Leonardo Pereira, chef portoghese giramondo – ha lavorato al Noma, ma è stato pure in cucina da Crippa solo per citare alcune esperienze – è in procinto di aprire il suo ristorante a Lisbona (ancora in cerca di nome) e sogna prima o poi di tornare nella natia Porto per lavorare quasi esclusivamente con i prodotti della fattoria di famiglia.
Moderato da Eleonora Cozzella, si presenta con piatti e idee dalla semplicità disarmante, ed estremamente convincente.

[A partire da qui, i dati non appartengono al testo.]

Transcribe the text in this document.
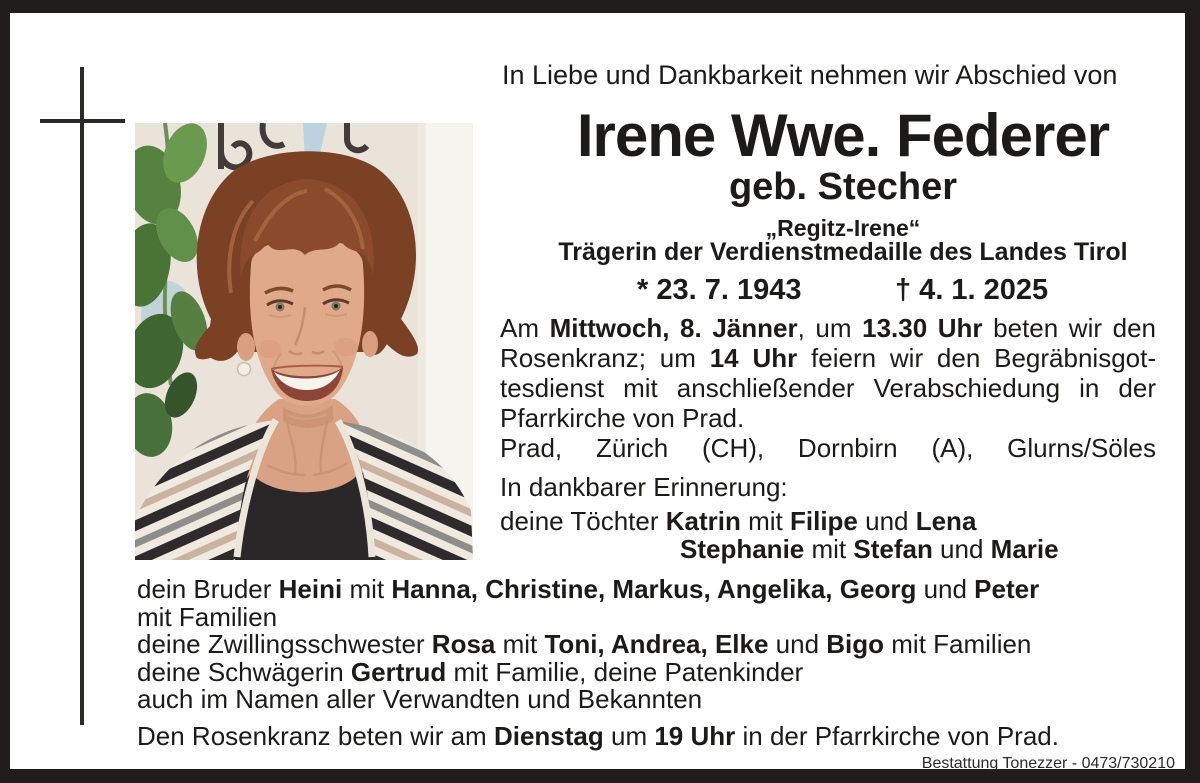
In Liebe und Dankbarkeit nehmen wir Abschied von
Irene Wwe. Federer
geb. Stecher
„Regitz-Irene“
Trägerin der Verdienstmedaille des Landes Tirol
* 23. 7. 1943	† 4. 1. 2025
Am Mittwoch, 8. Jänner, um 13.30 Uhr beten wir den
Rosenkranz; um 14 Uhr feiern wir den Begräbnisgot-
tesdienst mit anschließender Verabschiedung in der
Pfarrkirche von Prad.
Prad, Zürich (CH), Dornbirn (A), Glurns/Söles
In dankbarer Erinnerung:
deine Töchter Katrin mit Filipe und Lena
Stephanie mit Stefan und Marie
dein Bruder Heini mit Hanna, Christine, Markus, Angelika, Georg und Peter
mit Familien
deine Zwillingsschwester Rosa mit Toni, Andrea, Elke und Bigo mit Familien
deine Schwägerin Gertrud mit Familie, deine Patenkinder
auch im Namen aller Verwandten und Bekannten
Den Rosenkranz beten wir am Dienstag um 19 Uhr in der Pfarrkirche von Prad.
Bestattung Tonezzer - 0473/730210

I suoi utensili d’elezione non sono pinze o contagocce ma le mani, dietro ai suoi piatti c’è molto pensiero ma nulla di artefatto e punta a riscoprire la cucina di 100-200 anni fa, perché secondo lui è quella, per lo meno in Portogallo, la vera tradizione.
Senza essere “vegetariano” dichiara il suo amore per il mondo vegetale (e floreale), si fa da sé burro e panna per la sua cucina e adora pure il quinto quarto, che in Portogallo non è proprio pane quotidiano.
Al congresso presenta dunque due piatti che dimostrano in pieno il suo approccio spontaneo, quasi primitivo e un po tippie al cibo, basato su una cucina totalmente espressa e su prodotti più buoni che belli: gli asparagi bianchi (prodotto di lusso come per altri sarebbe il foie gras), caramellati e appena croccanti, vengono tagliati sottili e accompagnati da una salsa a base tempeh (preparazione vegana di origine indonesiana, solitamente a base di soia ma da lui rivisto con diversi tipi di legumi) addensata e resa più acidula dall’aggiunta dell’acqua di governo della mozzarella che ben si accorda alla sua “fissa” per la fermentazione; completa con il tocco di colore dei petali di papavero dall’insolita nota di nocciola fresca.
Di grande effetto cromatico anche il secondo piatto a base di cavolo viola grigliato “come se fosse una bistecca” e laccato con il suo succo, accompagnato dalle note acidule del kefir fatto con il latte di bufala, e dai fiori di ortica e rosmarino, trait d’union mediterraneo tra Italia e Portogallo. E la mozzarella? «Ancora non mi sento pronto, è un prodotto troppo “maturo” e completo di per sé, come il baccalà in Portogallo. Magari ne riparliamo tra qualche anno!».